VOZ  FEMININA - Escrever o trem da vida,
                           registrar a própria experiência,
                           como se fosse uma viagem de trem,
                           uma vida que vai por trilhos.

                          Dormentes que já não seguram,
                          os trens sobre trilhos,
                          nós sabemos que o trem vai chegar,
                          nessa longa viagem...

                          Talvez já tenha visto coisas demais,
                          até restos de locomotivas e trilhos,
                          espalhados pelas matas dos macacos,
                          a humanidade deve ter muito cuidado.

                          A lógica dos sonhos,
                          parece que se cumpre,
                          para a vida e o óbvio,
                          da vida invadira as imagens.

                          São sonhos diferentes,
                          coloridos e em preto & branco,
                          que vinham enquanto dormia,
                          pensem nisso, e boa viagem!

Acendem-se os refletores em resistência, iluminando o ambiente.

Cenário:

Algumas pessoas sentadas conversando.


LUIZ CARLOS (Voz trêmula) – Meu nome é Luiz Carlos de Lima, nasci em 1940, em Recife. Este final de ano foi tudo completamente, diferentemente de  anos anteriores, quando entrava na cachaça “misturada” com cerveja, conhaque...o escambau (Era muito usado nos anos 60/70), na medida em que andava de bar em bar, ou mesmo  em barracas, de preferência as cobertas com zinco, porque se chovesse fazia aquela zoadinha muito agradável para ficar em plena “viagem”. Me transformava num trem, que saía de estação em estação, assistindo cenas diferentes a cada parada.

MIGUEL RODRIGO (Rindo de soslaio) – Eu nasci também em agosto do mesmo ano, sou virgem, e você?

LUIZ CARLOS (Enérgico) – Sou leão! (Com a voz mais branda, relembrando o saudoso dançarino Luiz Sarafim) - Nas danças de gafieira eu era um simples espectador, que assistia a um espetáculo de samba gingado. Nem eu, nem ninguém, estava feliz. Eu, ao menos desfrutava de todo o prazer que o sexo proporciona. Agora, não vivo mais a minha sexualidade, regada a bebida alcoólica como antigamente (Rindo), que me fazia demorar a gozar, agora demora é a subir... (Risos).

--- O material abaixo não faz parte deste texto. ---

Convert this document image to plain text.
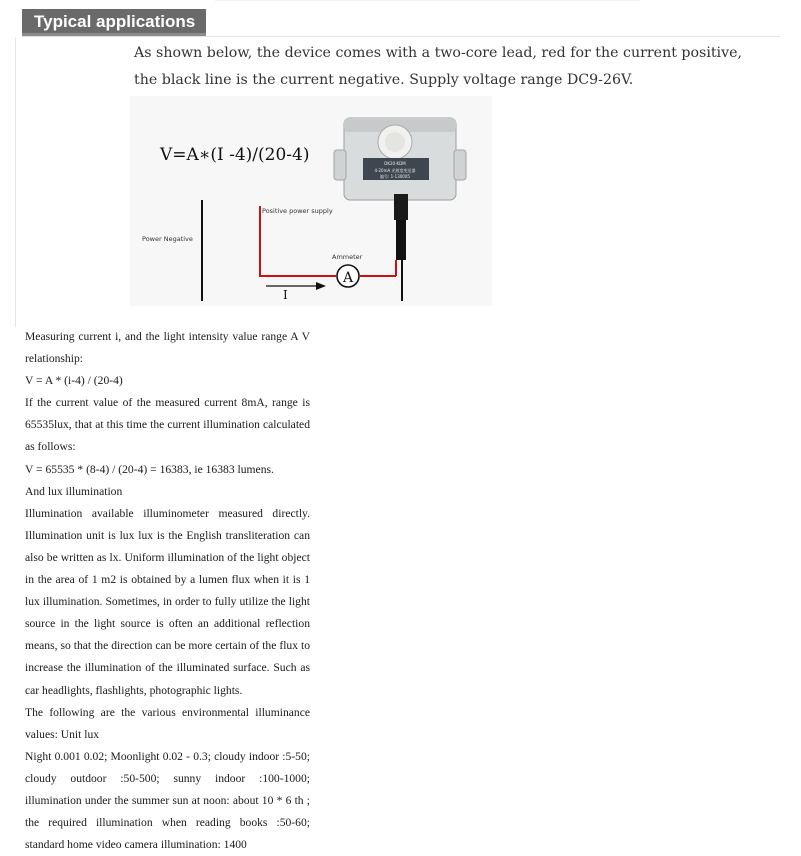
Typical applications
As shown below, the device comes with a two-core lead, red for the current positive,
the black line is the current negative. Supply voltage range DC9-26V.
V=A∗(I -4)/(20-4)	DK20-KDM
4-20mA 光照度变送器
编号: 1-130005
A
Ammeter
I
Positive power supply
Power Negative

Measuring current i, and the light intensity value range A V relationship:

V = A * (i-4) / (20-4)

If the current value of the measured current 8mA, range is 65535lux, that at this time the current illumination calculated as follows:

V = 65535 * (8-4) / (20-4) = 16383, ie 16383 lumens.

And lux illumination

Illumination available illuminometer measured directly. Illumination unit is lux lux is the English transliteration can also be written as lx. Uniform illumination of the light object in the area of 1 m2 is obtained by a lumen flux when it is 1 lux illumination. Sometimes, in order to fully utilize the light source in the light source is often an additional reflection means, so that the direction can be more certain of the flux to increase the illumination of the illuminated surface. Such as car headlights, flashlights, photographic lights.

The following are the various environmental illuminance values: Unit lux

Night 0.001 0.02; Moonlight 0.02 - 0.3; cloudy indoor :5-50; cloudy outdoor :50-500; sunny indoor :100-1000; illumination under the summer sun at noon: about 10 * 6 th ; the required illumination when reading books :50-60; standard home video camera illumination: 1400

Virava noites, e mais noites desafiando os boêmios da Veneza Brasileira. O que, para mim, era uma vitória.

JOVEM 1 (Curioso) – Os senhores ainda tiveram a sorte de não entrarem no mundo das drogas. 2013 foi considerado o ano mais violento...

JOVEM 2 (Corta, relembrando) – Bem que o escritor disse que as festividades de final de ano, são as mais hipócritas de todas. Eis que chega o ano novo, as grandes cidades fazem shows pirotécnicos com o colorido no céu, pessoas literalmente embriagadas confraternizam-se com falsos abraços e beijos. No dia seguinte, vamos computar as vítimas de violência, brigas e acidentes. Demonstrando assim, que é um dia atrás do outro com uma noite no meio, sem mudanças e esperanças. Assim a humanidade edificou os seus desígnios, cultivando a intolerância na falta de amor ao próximo, sendo medíocres e literalmente hipócritas, elegendo estas festividades no pseudo intuito de uma melhor relação entre os seres humanos, tendo o disparate do desejo de um Feliz Ano Novo!!!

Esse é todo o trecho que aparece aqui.